The Norwegian Directorate for Higher Education and Skills (HK-dir) offers an automatic recognition document for certain degrees from selected countries. If the applicant’s degree is covered by the automatic recognition, it will be sufficient to attach this document. Read more about automatic recognition here.
As the HK-dir application process may take some time it is recommended to apply to HK-dir as soon as possible. If you have not received a recognition document from HK- dir within the application deadline, please enclose documentation from HK-dir showing that they have received your application.
Applications cannot be sent by e-mail or to individuals at the college.
General information:
The appointment will be made in accordance with the regulations for State employees Law in Norway ("Lov om statens ansatte)". Organizational changes and changes in the duties and responsibilities associated with the position must be expected.
State employment shall reflect the multiplicity of the population at large to the highest possible degree.
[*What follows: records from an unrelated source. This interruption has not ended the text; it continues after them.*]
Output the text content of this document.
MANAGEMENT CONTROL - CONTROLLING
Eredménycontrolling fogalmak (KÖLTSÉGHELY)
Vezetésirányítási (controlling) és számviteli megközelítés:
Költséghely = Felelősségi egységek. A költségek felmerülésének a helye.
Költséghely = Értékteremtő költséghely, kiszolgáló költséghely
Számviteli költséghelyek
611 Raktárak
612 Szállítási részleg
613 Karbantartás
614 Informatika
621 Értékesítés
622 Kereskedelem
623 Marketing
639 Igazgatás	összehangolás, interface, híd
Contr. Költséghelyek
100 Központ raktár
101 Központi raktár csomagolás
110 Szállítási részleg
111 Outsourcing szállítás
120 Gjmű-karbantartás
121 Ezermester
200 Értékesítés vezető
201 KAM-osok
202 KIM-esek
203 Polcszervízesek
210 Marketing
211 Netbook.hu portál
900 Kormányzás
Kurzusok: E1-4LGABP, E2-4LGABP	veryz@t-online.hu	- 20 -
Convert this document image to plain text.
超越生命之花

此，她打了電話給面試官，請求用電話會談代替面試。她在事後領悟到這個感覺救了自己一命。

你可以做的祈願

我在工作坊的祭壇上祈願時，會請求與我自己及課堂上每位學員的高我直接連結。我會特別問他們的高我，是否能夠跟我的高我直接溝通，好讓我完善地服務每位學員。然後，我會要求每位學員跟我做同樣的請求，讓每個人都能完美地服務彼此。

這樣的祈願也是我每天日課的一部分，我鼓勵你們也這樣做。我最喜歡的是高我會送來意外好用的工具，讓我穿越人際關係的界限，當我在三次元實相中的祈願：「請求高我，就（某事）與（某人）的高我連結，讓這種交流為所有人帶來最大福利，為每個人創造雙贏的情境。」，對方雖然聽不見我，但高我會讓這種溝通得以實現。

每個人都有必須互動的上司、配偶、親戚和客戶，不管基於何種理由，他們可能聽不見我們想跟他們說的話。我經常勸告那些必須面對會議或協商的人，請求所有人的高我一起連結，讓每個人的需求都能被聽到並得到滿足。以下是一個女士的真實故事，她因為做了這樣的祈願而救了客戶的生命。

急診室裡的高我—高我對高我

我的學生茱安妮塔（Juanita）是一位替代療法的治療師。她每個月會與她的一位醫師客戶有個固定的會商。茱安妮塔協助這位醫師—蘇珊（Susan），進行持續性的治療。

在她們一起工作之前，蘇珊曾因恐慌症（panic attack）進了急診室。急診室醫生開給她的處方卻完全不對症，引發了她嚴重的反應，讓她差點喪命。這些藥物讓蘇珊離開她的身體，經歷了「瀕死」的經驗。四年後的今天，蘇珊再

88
Western Norway University of Applied Sciences Bergen has therefore adopted a personnel policy objective to ensure that we achieve a balanced age and gender composition and the recruitment of persons of various ethnic backgrounds. Work and residence permit
Information about the applicant may be made public even though the applicant has requested not to be named in the list of applicants. The applicant will be notified if his/her request is not respected. Applicants may be called in for an interview.
Work and residence permit in Norway must be granted befor entering the position.
Western Norway University of Applied Sciences is subjected to the regulation for export control system. The regulation might be applied in the processing of the applications.